- Born: 1905 or 1915 Philadelphia, Pennsylvania, U.S.
- Died: 1990 Philadelphia, Pennsylvania, U.S.
- Known for: Painter, ceramicist
- Website: humbert-howard.com

= Humbert Howard =

American artist (1905 or 1915–1990)

Humbert Howard (1905 or 1915–1990) was an American artist and art director of the Pyramid Club.

==Biography==
Howard was born in Philadelphia. Sources differ on Howard's birth year, some stating 1905 and some stating 1915. Howard attended Howard University and the University of Pennsylvania. During the 1930s Howard worked for the Philadelphia Works Progress Administration's Art project (WPA).

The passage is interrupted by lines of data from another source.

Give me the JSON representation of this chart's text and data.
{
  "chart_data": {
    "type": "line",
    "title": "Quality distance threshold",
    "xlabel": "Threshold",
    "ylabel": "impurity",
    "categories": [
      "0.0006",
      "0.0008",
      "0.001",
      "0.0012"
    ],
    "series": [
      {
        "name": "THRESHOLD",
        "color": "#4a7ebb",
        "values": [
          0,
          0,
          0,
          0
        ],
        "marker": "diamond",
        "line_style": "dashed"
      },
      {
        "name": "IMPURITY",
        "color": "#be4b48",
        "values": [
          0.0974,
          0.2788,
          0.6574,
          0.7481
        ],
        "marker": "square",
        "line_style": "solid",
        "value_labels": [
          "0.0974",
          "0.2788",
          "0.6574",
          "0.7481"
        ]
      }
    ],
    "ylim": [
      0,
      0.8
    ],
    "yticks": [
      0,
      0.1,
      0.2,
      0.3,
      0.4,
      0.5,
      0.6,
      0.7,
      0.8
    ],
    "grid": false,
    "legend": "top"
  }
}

Howard was best known for being an active member of the Pyramid Club, serving as the art/exhibition director from 1940 through 1958. The Pyramid Club was an African-American social club in Philadelphia. Howard selected works for the club's annual exhibitions in New York and Philadelphia.

From 1959 to 1961, Howard studied at the Barnes Foundation, an experience that affected his style, making it more abstract.

His work was included in the 1967 exhibition The Evolution of Afro-American Artists at the City College of New York.

Howard died in 1990 in Philadelphia.

Howard's work is in the collection of the Pennsylvania Academy of the Fine Arts, the Philadelphia Museum of Art, the Delaware Art Museum, and the Woodmere Art Museum. His paper are in the Archives of American Art at the Smithsonian Institution.

==Legacy==
In 2000 his work was included in An Exuberant Bounty: Prints and Drawings by African Americans at the Philadelphia Museum of Art]. Howard's work was included in the 2015 exhibition We Speak: Black Artists in Philadelphia, 1920s-1970s at the Woodmere Art Museum.